The soon to be published book ” Start-up capitalism, We studied how both Japan and South Korea have sought to foster collaboration between emerging and large corporations. Government support for this “David and Goliath” relationship has endured frequent changes of government in both countries and is now part of the economic fabric of both countries.

But why is this the case?

First, startups have access to expertise, mentorship, and sales channels that would be difficult to develop on their own: Managers at conglomerates like LG and Nissan have decades of experience in their core business areas; startup founders generally do not, relying instead on connections from VC backers or their own personal networks.

Programs such as the K-Startup Grand Challenge, spearheaded by the Ministry of Small, Medium and Startups in Seoul, and J-Startup, led by the Ministry of Economy, Trade and Industry in Tokyo, help bridge these resource and access asymmetries. Large companies participate in these government programs as judges, coaches and potential partners for startups. In this way, the Japanese and Korean governments act as intermediaries between entrepreneurs and large conglomerates. (The U.S. policy approach is instead to support only startups.)

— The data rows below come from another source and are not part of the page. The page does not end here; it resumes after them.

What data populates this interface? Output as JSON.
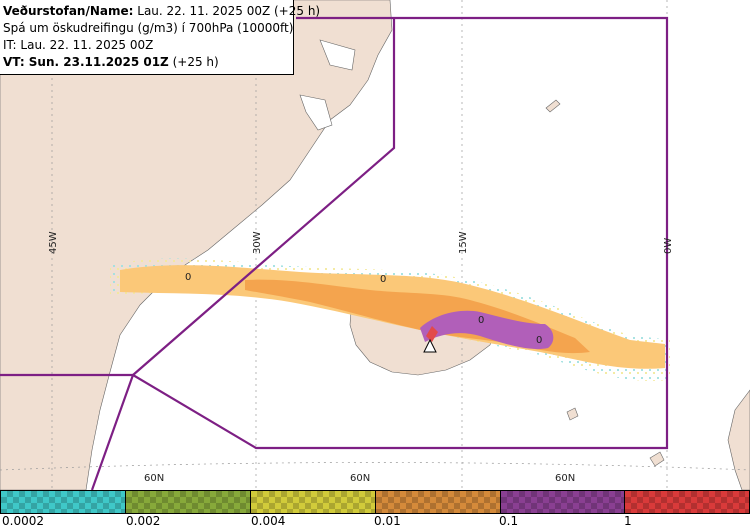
{
  "header": {
    "line1_label": "Veðurstofan/Name:",
    "line1_value": "Lau. 22. 11. 2025 00Z (+25 h)",
    "line2": "Spá um öskudreifingu (g/m3) í 700hPa (10000ft)",
    "line3": "IT: Lau. 22. 11. 2025 00Z",
    "line4_label": "VT: Sun. 23.11.2025 01Z",
    "line4_value": "(+25 h)"
  },
  "map": {
    "meridian_labels": [
      "45W",
      "30W",
      "15W",
      "0W"
    ],
    "parallel_labels": [
      "60N",
      "60N",
      "60N"
    ],
    "contour_labels": [
      "0",
      "0",
      "0",
      "0"
    ],
    "colors": {
      "land": "#f0dfd2",
      "sea": "#ffffff",
      "boundary": "#7d1f84",
      "plume_light": "#fbc878",
      "plume_mid": "#f4a44e",
      "plume_core": "#b15fb9",
      "plume_peak": "#e24a4a"
    }
  },
  "legend": {
    "tick_labels": [
      "0.0002",
      "0.002",
      "0.004",
      "0.01",
      "0.1",
      "1"
    ],
    "colors": [
      "#3fc8c8",
      "#87a93a",
      "#d1cb3a",
      "#d48a3a",
      "#8a3f92",
      "#d93a3a"
    ]
  }
}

Participating in these programs also gives Japanese and Korean startups access to capital and, in many cases, an exit strategy. Seoul and Tokyo pump billions of dollars of taxpayer money into supporting entrepreneurs through agencies like the Korea Venture Investment Corporation and the Japan Finance Corporation. Connecting these startups with conglomerates and affiliated companies that might not otherwise know about their ideas and products makes it easier for larger companies to decide whether to invest in small businesses.

So startups clearly benefit from working with conglomerates. But what do larger companies gain from this?

The second advantage of this open innovation model is that series and Business conglomerate They gain access to new ideas and products. Several policymakers in Japan and South Korea told us they are concerned that their nation’s big companies will follow the same path as Motorola and Nokia, once innovation powerhouses that were left behind. Working with startups is one way big companies can develop new products and improve existing ones.

Ultimately, Japan and South Korea want startups and large corporations to work together to improve their economies. They believe startups are the engines of innovation and the growth of quality jobs, and large corporations will help these SMEs achieve that.

Conglomerates also provide the manufacturing capacity needed to produce future technologies at scale. Silicon Valley long ago outsourced production of key technologies, such as semiconductors, to other countries. Bringing this manufacturing capacity home, which provides quality jobs and contributes to the talent pool, is a key objective of the US’s multi-billion dollar CHIPS Act.

Indeed, this model of startups working with large corporations seems to be now being adopted in other parts of the world: in the AI ​​field, Microsoft is working with smaller partners such as OpenAI with ChatGPT and France’s Mistral. Amazon and Google are both investing in developers such as Anthropic, and large Chinese tech companies are also buying large stakes in Chinese AI startups. Both the Biden administration and the von der Leyen Commission are promoting collaboration between startups and large corporations as part of their respective industrial policies.

The Japanese and Korean models of startup-corporate collaboration are set to become more widespread as governments move away from laissez-faire liberalism and toward industrial policies and economic nationalism — in other words, closer to the policies that Tokyo and Seoul have long supported.

Silicon Valley isn’t dead, but its startup capitalism is no longer unique.

The opinions expressed in Fortune.com editorial articles are solely those of the authors and do not necessarily reflect the opinions or beliefs of the authors. luck.